Now, gather and attend closely — for when you are grown, one of you will follow me as the Keeper of the Protocol. Beyond the central stone you can see the cairn, around which you are wont to play. Every tenth year, counted by the marks you see here, once the noonday shadow of the central stone falls below the cairn it is opened by the Keeper.

Within it are things you have yet to see: the stone bearing the Protocol and two earthen pots, their lids sealed with beeswax against the salt air. Within one pot, the hundred small packets of Treasure lie — formed of a bright metal thinner than our blacksmith can devise, and which can be torn between the fingers. Fifty of these packets are now empty — the grains they carried long dead in the field behind you.

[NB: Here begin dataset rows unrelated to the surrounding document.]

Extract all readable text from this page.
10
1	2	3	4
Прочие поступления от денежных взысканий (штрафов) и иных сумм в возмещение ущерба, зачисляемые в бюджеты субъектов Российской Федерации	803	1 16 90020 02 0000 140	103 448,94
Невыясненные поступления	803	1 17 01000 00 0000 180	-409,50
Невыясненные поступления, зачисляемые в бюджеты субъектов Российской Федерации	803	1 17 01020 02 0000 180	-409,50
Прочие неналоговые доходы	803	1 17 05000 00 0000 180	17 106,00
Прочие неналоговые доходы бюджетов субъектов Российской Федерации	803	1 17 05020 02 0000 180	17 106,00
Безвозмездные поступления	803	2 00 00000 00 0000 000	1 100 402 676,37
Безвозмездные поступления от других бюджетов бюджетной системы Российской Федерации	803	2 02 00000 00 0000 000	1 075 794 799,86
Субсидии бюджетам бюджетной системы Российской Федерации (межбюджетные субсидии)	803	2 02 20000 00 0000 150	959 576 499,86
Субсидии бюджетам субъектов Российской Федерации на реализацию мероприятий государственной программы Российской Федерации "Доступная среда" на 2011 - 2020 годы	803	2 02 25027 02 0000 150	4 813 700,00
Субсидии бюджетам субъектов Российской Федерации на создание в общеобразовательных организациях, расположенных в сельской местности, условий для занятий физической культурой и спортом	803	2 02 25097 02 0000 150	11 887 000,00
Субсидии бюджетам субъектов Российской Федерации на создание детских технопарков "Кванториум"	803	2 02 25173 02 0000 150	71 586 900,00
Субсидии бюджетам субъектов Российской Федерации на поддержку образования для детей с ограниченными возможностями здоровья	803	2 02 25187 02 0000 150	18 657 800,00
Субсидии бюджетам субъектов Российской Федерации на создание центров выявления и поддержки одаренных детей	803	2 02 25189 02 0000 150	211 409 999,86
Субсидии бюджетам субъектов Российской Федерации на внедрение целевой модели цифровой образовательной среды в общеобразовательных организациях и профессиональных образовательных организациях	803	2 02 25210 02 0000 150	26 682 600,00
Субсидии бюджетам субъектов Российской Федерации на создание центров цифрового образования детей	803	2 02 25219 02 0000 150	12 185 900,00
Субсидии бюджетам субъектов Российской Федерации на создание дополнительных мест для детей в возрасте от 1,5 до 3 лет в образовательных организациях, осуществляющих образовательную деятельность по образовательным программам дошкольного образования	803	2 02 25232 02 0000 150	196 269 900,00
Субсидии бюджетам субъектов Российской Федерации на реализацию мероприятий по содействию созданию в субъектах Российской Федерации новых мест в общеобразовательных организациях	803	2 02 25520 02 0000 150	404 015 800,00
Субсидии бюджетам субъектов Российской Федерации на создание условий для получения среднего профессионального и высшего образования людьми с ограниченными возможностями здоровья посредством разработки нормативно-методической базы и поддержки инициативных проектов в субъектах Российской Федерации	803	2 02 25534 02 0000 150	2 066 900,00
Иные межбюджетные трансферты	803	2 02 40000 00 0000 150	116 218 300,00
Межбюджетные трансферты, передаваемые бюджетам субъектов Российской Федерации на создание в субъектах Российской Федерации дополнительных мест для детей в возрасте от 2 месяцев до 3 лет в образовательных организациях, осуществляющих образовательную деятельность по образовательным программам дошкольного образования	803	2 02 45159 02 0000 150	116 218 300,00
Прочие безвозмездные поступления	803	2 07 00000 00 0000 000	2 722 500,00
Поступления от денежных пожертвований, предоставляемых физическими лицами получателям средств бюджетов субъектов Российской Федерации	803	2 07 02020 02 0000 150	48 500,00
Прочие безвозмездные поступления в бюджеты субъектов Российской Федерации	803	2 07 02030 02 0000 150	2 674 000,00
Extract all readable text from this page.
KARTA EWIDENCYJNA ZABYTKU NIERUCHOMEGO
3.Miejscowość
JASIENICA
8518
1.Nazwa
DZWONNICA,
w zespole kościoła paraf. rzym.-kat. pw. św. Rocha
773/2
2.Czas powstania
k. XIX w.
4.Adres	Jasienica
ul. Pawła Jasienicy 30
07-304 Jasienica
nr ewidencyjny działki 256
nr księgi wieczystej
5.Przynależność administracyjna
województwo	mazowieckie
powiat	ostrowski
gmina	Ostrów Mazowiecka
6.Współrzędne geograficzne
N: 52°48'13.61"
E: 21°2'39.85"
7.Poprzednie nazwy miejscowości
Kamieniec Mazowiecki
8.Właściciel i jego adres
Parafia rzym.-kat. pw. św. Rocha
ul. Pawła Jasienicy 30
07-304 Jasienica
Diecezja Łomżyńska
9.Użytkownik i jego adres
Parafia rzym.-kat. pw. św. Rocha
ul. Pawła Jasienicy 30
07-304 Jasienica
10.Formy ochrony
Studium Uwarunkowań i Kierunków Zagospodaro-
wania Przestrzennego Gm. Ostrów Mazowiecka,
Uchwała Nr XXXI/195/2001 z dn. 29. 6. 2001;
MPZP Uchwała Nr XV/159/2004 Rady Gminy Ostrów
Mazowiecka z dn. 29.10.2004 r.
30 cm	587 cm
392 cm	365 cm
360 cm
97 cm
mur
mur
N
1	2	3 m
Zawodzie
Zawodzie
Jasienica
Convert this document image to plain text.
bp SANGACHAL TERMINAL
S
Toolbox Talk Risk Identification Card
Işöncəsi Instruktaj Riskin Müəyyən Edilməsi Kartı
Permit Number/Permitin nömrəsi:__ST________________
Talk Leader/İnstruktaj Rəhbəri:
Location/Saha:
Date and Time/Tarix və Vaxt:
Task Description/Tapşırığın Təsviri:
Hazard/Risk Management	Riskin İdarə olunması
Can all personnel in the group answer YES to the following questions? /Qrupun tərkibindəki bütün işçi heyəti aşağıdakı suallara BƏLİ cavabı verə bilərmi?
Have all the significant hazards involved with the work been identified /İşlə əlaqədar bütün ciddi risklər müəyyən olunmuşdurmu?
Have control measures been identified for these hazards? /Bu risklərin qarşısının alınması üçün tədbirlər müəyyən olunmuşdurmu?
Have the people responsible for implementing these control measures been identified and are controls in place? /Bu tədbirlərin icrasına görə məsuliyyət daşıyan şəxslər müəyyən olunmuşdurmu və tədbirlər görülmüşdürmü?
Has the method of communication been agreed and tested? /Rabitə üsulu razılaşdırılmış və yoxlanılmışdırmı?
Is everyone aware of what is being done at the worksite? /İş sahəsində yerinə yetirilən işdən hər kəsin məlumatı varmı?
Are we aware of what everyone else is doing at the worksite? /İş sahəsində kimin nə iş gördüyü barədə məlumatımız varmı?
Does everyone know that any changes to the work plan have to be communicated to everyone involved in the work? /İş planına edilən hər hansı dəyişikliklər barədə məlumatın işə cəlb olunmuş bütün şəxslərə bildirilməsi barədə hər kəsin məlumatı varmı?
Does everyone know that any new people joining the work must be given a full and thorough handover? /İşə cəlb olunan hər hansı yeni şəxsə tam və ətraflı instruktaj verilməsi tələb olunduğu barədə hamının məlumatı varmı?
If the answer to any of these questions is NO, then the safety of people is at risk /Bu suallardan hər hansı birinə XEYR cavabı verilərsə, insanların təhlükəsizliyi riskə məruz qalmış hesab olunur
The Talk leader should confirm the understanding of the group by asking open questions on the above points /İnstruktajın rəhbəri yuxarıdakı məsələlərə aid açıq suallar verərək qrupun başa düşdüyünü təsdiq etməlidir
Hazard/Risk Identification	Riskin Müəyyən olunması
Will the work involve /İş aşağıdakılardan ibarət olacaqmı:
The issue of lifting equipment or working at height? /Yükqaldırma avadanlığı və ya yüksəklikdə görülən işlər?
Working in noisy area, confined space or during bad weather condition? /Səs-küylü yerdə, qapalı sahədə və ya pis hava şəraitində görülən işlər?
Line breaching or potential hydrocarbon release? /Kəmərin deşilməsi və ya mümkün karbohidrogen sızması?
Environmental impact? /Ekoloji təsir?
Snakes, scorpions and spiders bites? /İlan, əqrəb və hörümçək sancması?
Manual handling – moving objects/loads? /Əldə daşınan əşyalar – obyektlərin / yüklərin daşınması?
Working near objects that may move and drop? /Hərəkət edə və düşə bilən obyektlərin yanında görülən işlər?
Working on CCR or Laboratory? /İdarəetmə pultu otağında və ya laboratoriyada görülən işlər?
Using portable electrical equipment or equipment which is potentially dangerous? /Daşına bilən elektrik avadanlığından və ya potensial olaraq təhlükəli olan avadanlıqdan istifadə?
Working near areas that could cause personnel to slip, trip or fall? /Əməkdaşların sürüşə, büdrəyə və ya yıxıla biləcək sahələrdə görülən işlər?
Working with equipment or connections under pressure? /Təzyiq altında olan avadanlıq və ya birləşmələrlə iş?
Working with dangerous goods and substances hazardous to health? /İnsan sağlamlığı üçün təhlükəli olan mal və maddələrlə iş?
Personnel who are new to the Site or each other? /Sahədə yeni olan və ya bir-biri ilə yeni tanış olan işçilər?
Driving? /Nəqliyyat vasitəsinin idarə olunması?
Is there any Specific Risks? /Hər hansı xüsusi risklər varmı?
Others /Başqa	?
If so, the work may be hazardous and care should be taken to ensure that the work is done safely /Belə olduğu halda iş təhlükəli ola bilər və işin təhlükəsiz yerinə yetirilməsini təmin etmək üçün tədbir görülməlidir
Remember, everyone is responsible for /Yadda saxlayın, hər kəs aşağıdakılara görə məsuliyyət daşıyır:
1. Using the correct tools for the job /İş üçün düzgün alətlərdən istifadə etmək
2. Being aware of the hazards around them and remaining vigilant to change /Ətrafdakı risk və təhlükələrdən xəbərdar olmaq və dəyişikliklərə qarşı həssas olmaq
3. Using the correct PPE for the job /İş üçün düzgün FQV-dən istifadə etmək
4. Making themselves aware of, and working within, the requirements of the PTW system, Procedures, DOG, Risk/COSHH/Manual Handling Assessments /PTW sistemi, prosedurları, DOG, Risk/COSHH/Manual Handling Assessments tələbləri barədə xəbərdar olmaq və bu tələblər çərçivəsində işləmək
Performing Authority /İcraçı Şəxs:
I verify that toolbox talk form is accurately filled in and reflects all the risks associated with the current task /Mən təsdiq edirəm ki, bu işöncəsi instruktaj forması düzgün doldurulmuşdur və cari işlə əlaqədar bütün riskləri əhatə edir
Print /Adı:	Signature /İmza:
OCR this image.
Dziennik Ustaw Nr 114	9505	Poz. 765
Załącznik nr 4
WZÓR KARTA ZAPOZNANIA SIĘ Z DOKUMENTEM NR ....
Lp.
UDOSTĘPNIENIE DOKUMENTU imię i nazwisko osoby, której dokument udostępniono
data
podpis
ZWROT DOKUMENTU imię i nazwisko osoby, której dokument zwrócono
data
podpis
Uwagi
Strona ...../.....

One day, it is reasoned, seeds will be sown that will flourish — the blight being scoured from the land by sun and rain. Certainly, it is said that Heather chose the seeds from the finest she could devise. Perhaps it will be one of you whose hand sows them, as the Protocol dictates. When that day comes we will save and multiply the grain until we have enough to go beyond the mountains, into the grey wasteland beyond, so that man may once more have grain for his food.

What's that? The other pot? Well, on her death the body of Doctor Heather was burned with due ritual in the limekilns at the edge of the beach. That pot contains her ash — a pinch of which is spread to help nourish each crop. Mayhap her beauty and skill will pass into all those who one day eat of her grain!